Kaylee sat next to me on the floor, tucking her skirt and then brushing the dust off her black Civil War Era Ladies' button boots. She scowled at Wyatt.

"I don't even know why he's painstealing you," she said. "Apart from he's nice. You know you don't deserve it."

"It's fine," I said.

And telepathically to Kayles I said, "You're right. No, he doesn't."

I remembered when he stole my locker keys, or my lunch money. And he was twenty! Can you imagine being so miserable you have to do that to people? Can you imagine picking on someone you barely know and younger than you- being an asshole at all?

Well, he SAID he was twenty.

Guess what: he really wasn't.

To me it was extra strange- because if Wyatt wasn't being totally horrible to me, he was extra nice. No, not like Kaylee or Caleb were nice to me; he was extra sweet and companionable. To me it made no sense. That was part of the reason why I rejected most offers to be an interrogator- sure, maybe people thought I read criminals or threats or psychos well, because of my experience. But that would have meant hours alone in a room, with Shafer and a sociopath.

...so basically with two sociopaths.

For a while the three of us sat there- me letting my eyes turn gray as the superpower use took color off my vision- all of us watching the crowds wave at us, at me, and then smile as I waved back, as they left the arena.

I remembered Skittles and Crayon again. Crayon would lick my face if he were here and Kaylee would give Skittles something totally random, like a lima bean or a cauliflower.

"Your dad went home to check on Henry?" I said.

"No," Kaylee said. "He went to the office."

"There's a million offices."

Kaylee laughed. "His."

"So where do we go for ice cream?" I said.

"Pacifico?" said Kaylee.

"Ice cream sounds so good right now," Wyatt said. Even then he sounded like he was still in pain. "You have no idea."

I let a few seconds pass, watching the faraway T-shirts of the audience members disperse and move toward the exits.

Color was slowly coming back to me.

"Join us," I said. "And..." I smiled. "I've made a decision; you guys get to be in on it."

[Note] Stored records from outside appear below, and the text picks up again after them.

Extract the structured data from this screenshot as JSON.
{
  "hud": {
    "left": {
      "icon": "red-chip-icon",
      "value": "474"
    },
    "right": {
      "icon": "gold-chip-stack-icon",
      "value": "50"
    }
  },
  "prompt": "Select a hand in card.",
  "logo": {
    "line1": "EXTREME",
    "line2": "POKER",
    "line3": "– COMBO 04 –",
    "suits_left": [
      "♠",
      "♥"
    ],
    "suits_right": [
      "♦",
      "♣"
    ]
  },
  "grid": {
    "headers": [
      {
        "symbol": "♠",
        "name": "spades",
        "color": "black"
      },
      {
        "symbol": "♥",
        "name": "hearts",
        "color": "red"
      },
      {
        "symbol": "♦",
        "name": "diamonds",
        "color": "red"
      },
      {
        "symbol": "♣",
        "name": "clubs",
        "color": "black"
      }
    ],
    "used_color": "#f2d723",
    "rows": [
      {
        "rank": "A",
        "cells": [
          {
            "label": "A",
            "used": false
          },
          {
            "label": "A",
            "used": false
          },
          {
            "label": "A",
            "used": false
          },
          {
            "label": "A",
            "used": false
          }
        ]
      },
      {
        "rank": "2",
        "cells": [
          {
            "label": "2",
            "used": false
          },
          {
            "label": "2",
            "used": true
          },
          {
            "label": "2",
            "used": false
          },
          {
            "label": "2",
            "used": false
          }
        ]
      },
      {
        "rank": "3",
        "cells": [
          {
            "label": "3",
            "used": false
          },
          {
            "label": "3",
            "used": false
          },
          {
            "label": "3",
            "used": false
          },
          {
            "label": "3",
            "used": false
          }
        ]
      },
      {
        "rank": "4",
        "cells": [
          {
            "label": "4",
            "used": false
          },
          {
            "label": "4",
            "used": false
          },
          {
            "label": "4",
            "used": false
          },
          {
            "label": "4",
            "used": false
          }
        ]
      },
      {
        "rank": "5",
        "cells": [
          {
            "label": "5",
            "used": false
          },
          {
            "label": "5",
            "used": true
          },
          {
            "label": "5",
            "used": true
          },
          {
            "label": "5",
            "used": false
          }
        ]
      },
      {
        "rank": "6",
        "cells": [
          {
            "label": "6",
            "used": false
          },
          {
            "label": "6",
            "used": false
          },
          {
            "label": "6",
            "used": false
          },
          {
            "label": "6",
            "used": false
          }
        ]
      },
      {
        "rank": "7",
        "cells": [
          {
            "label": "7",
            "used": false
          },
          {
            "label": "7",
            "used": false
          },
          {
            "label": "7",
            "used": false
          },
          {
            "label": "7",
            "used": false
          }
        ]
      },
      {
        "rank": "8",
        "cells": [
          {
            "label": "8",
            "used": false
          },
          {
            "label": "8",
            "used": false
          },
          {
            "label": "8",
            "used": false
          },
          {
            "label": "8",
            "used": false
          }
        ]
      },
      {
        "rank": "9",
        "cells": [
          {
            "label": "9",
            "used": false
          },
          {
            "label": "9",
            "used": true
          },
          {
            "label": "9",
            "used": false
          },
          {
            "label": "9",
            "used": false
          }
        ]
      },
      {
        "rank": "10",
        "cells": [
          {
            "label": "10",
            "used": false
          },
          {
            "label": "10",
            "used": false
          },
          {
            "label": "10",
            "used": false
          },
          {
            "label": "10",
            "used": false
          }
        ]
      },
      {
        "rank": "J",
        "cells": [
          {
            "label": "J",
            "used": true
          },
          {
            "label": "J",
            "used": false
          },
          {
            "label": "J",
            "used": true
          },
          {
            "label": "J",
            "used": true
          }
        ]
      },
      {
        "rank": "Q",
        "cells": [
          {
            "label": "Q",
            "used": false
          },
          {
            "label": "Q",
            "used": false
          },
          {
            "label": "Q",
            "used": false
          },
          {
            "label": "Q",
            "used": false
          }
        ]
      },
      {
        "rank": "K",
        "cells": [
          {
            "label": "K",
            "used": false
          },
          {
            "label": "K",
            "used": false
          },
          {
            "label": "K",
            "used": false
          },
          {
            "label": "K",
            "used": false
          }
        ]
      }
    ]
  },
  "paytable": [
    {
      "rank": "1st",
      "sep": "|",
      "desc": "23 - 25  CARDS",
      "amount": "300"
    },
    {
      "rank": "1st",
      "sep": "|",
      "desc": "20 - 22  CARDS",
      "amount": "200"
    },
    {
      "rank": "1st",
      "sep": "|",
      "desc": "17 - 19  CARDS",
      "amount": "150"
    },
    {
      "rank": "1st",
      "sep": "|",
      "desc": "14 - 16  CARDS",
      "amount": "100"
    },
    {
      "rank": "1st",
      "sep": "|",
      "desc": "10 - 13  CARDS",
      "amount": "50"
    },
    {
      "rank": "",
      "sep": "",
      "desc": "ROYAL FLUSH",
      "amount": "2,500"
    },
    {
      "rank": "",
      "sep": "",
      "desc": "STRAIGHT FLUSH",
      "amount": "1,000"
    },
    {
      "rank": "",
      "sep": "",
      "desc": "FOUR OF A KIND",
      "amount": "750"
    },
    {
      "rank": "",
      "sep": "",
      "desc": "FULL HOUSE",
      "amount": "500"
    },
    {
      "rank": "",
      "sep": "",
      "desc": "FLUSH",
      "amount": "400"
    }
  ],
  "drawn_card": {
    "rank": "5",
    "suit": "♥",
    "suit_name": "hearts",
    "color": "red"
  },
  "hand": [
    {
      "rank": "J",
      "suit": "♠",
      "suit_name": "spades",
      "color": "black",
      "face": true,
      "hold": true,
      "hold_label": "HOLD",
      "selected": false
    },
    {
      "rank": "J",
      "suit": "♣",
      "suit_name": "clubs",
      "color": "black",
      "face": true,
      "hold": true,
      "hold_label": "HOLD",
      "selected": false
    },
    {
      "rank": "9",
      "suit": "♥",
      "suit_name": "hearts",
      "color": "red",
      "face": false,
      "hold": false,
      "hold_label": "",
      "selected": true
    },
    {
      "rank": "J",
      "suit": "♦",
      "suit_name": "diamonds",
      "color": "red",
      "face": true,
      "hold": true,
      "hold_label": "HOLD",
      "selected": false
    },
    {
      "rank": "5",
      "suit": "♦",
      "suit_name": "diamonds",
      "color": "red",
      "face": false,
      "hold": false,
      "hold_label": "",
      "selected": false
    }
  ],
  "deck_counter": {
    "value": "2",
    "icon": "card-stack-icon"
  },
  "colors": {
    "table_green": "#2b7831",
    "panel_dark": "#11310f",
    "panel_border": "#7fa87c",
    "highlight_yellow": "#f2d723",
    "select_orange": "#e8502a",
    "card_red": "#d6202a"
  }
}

Kaylee grinned as she and Wyatt glanced in my direction. Wyatt tried to smile at me but it looked like a grimace.

"I'm not waiting for 'Monday,'" I said.

Even thinking about any hotels caused me flashbacks- anything with a bedroom and where one might be alone with someone else.

...Or multiple someone else-s.

"I'm not waiting for tomorrow. I'm investigating the hotel tonight-" I took Crayon's old collar from where it was in my pocket and ran my thumb over the shiny, golden bone-shaped tag that still had his name on it. "And you guys..." I looked up again to the booth, the glass platform of the microphone, desks, screens and the chair where James sat- to make sure he wasn't there anymore. "...are going to come with me."